Post will USA keine Paket-Daten liefern
Die österreichische Post will keine elektronischen Voraus-Angaben über Empfänger und Absender von Paketen, die in die USA verschickt werden, liefern.
"Es wird schwierig sein, diesen Wunsch der USA zu erfüllen", sagte Post-Sprecher Michael Homola dem "Volksblatt" [Donnerstag-Ausgabe].

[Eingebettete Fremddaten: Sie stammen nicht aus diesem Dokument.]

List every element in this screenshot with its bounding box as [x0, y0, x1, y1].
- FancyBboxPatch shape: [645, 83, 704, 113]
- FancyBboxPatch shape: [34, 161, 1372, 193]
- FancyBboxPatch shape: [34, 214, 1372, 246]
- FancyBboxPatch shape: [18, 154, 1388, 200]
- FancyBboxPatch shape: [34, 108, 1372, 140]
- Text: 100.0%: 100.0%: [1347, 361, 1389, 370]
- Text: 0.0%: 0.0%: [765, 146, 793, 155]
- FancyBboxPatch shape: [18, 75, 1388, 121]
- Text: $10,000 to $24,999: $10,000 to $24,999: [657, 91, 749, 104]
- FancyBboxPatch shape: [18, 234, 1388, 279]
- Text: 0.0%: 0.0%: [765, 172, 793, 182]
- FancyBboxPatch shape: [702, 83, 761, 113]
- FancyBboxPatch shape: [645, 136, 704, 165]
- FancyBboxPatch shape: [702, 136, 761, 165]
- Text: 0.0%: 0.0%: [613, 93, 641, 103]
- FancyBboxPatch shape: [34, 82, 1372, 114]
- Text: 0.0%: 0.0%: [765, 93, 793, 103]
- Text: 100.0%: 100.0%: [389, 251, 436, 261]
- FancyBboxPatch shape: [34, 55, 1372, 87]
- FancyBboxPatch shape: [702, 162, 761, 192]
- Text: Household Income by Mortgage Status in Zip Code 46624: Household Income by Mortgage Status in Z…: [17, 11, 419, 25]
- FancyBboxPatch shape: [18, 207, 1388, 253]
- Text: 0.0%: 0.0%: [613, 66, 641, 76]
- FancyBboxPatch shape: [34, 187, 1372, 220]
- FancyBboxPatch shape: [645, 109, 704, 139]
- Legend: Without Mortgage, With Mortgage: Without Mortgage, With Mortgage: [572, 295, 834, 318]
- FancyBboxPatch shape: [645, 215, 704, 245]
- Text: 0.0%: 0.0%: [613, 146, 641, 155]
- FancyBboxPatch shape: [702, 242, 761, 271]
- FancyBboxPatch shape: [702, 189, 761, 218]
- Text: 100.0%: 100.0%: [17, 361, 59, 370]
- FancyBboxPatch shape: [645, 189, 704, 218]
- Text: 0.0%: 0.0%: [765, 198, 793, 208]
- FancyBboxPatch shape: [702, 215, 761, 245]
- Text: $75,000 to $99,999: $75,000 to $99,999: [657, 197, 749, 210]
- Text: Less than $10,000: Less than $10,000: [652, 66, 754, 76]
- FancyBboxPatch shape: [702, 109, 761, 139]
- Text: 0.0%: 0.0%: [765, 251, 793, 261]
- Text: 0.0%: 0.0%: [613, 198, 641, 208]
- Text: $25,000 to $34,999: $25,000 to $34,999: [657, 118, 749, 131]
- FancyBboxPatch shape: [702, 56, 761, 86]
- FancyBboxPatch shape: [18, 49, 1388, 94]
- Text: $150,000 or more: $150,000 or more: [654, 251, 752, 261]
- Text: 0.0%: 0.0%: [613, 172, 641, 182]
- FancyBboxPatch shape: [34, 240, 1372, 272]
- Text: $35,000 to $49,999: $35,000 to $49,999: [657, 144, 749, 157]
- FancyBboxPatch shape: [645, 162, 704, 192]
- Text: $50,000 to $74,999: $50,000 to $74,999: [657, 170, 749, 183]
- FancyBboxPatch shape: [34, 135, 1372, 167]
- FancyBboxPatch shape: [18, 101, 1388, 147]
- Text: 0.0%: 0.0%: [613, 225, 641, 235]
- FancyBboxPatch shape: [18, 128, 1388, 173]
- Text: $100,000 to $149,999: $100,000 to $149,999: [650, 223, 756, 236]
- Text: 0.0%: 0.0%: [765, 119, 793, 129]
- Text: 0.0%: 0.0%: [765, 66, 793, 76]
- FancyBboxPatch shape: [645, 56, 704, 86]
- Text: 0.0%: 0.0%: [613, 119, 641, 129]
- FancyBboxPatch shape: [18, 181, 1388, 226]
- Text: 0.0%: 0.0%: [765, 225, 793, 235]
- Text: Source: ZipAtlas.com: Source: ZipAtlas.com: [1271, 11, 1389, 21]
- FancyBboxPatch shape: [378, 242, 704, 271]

Während die Deutsche Post ungeachtet "ernsthafter Zweifel" des deutschen Datenschutzbeauftragten Peter Schaar an der Zulässigkeit den US-Forderungen entsprechen wird, denkt man bei der Österreichischen Post AG nicht daran.
"Was kommt noch, vielleicht, dass man Sendungen wegen der Terrorgefahr geöffnet aufgeben oder der Inhalt von uns begutachtet werden muss?", so Homola. Zwar sei in der Wiener Postzentrale bisher noch kein Vorstoß von Seiten der USA gemacht worden, doch was Washington von den Deutschen verlangt, werde es auch von Österreich wollen.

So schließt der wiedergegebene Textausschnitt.